Oh he laid it down straight away, yeah because I'm slightly jokey he made it plain that I had to take it seriously, which I was quite happy to do of course, and he wanted to, to chop the prostate out, wanted to operate. And it was coming up to Christmas and that couldn't be worked in really because hospitals all go a bit, when I say go slow over Christmas that's unkind, that's not quite the right word but you know get a bit clogged and so he said, 'Look why don't you go and see the radiotherapist, he's got some new ideas.' The oncologist radiotherapist? Lets have a look [looks at his notes].

Mm

He did between October, that's right what he did was, 29th October I saw the specialist, 9th November MRI scan, 15th November bone scan to see I if it had spread, I was surprised at that, and then I saw him on 23rd November same fella. And then I saw my GP on 24th November to double check and the specialist by this stage sent me to the oncologist on the 26th November so that was a busy week wasn't it?

Can we just go back once more to the decision about the treatment for the prostate cancer. Would you like to summarise how you came to that decision to have the Casodex and the brachytherapy, because you saw a few people?
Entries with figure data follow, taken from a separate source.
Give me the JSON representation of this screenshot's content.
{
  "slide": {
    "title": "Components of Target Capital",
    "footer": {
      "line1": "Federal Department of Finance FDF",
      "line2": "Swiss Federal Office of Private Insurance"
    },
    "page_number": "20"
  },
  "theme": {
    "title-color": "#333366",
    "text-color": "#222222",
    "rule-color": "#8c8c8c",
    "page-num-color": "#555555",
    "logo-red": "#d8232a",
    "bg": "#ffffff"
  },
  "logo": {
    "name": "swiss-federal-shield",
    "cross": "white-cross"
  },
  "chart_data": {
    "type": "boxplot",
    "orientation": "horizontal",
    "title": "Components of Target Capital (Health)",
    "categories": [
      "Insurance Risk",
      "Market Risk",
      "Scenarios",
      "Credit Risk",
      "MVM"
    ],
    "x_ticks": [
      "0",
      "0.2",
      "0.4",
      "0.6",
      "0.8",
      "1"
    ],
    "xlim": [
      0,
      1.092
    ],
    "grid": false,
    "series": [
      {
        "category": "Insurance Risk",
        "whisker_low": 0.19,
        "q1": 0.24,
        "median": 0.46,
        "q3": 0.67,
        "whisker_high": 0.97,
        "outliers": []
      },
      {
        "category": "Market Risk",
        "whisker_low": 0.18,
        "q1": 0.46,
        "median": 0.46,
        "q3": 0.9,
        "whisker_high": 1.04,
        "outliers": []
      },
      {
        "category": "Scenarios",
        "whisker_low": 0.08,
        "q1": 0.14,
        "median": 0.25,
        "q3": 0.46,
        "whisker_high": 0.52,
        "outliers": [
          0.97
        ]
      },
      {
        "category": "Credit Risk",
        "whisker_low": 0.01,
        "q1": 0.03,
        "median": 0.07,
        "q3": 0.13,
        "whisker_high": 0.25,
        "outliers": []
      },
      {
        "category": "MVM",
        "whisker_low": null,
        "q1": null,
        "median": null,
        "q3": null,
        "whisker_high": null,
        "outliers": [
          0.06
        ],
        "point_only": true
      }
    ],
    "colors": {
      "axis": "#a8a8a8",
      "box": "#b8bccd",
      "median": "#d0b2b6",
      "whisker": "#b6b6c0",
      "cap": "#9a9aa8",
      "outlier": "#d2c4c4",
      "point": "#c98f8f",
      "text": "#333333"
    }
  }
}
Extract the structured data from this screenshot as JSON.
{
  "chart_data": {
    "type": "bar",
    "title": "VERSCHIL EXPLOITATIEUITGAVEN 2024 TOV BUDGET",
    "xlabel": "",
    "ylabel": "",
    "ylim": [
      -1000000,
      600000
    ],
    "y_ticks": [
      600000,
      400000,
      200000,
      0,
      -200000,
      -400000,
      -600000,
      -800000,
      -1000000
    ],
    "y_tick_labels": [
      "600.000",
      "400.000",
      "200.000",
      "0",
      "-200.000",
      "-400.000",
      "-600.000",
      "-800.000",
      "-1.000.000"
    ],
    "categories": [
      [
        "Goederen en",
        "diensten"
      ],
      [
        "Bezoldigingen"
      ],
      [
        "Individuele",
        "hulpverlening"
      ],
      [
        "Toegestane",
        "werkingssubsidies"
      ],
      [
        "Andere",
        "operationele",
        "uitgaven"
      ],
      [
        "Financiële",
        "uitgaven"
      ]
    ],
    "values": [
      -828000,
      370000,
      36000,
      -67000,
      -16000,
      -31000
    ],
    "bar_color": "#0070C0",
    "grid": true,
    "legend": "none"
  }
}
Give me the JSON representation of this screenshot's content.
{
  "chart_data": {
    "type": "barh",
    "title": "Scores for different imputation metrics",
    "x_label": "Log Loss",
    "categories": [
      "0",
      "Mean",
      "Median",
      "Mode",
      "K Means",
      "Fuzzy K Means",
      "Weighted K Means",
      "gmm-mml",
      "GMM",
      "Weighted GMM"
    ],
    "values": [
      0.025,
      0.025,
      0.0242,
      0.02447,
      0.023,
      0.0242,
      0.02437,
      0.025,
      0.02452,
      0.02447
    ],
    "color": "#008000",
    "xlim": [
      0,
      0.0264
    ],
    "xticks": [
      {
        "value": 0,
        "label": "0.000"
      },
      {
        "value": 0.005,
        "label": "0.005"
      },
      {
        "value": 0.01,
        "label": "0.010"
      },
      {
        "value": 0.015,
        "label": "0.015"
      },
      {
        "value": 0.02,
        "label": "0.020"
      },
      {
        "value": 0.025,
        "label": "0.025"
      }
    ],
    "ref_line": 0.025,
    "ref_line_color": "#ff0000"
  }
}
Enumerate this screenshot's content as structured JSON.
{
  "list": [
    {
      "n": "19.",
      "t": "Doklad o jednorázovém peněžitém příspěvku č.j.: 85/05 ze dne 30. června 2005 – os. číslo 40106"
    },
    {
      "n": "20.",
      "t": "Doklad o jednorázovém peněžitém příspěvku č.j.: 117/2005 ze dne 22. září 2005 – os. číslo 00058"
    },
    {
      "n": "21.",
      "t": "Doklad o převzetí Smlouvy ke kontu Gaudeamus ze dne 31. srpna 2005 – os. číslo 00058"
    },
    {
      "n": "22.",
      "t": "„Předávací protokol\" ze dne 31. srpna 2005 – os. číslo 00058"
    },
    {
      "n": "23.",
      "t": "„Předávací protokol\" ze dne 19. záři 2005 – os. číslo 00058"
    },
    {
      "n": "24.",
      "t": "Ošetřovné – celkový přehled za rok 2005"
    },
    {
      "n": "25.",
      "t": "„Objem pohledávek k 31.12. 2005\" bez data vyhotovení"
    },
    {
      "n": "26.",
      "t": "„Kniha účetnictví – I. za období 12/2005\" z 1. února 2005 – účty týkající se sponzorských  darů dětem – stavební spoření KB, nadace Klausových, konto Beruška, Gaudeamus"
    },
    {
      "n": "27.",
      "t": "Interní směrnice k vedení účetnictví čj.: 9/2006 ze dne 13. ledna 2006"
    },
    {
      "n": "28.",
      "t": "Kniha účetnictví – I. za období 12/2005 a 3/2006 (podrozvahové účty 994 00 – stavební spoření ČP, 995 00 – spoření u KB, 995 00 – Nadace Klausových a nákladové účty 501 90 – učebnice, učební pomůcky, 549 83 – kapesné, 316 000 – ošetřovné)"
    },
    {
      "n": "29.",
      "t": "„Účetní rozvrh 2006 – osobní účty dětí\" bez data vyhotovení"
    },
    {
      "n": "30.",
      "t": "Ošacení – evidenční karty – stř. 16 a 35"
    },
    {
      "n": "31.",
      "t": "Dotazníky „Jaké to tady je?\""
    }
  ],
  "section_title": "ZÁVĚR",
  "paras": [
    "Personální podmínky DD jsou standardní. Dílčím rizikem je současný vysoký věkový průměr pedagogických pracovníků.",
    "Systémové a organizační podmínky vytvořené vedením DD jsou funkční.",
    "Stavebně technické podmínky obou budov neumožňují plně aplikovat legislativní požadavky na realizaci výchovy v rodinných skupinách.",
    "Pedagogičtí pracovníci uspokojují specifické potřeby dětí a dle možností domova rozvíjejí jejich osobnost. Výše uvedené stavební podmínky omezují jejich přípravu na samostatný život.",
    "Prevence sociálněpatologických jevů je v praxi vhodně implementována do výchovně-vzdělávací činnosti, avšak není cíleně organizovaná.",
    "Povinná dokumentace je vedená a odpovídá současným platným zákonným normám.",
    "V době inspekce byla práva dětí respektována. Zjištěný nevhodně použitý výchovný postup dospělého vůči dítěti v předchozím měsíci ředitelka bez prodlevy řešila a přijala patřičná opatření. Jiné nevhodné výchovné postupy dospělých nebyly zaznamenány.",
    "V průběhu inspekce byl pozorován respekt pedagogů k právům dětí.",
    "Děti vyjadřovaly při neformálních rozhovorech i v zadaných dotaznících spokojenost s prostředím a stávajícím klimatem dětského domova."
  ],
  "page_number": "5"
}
Yes I chose the hospital I chose because they had a huge radiotherapy department and I didn't want to have the, the operation which has fairly disastrous side-effects. And I wanted radiotherapy and they've got a superb radiotherapy department, it's local to me and the radiotherapy then I thought meant going down five days a week for six weeks which I was prepared to put up, the last pal who had it had this cancer had this treatment and he's alright. Then I read about brachytherapy and this sounded like the bee's knees, this sounded very good but obviously it only applies to certain people. You mustn't have serious peeing problems because they make them worse and you must have a Gleason below 10, you mustn't, and it mustn't have spread elsewhere. But it was great.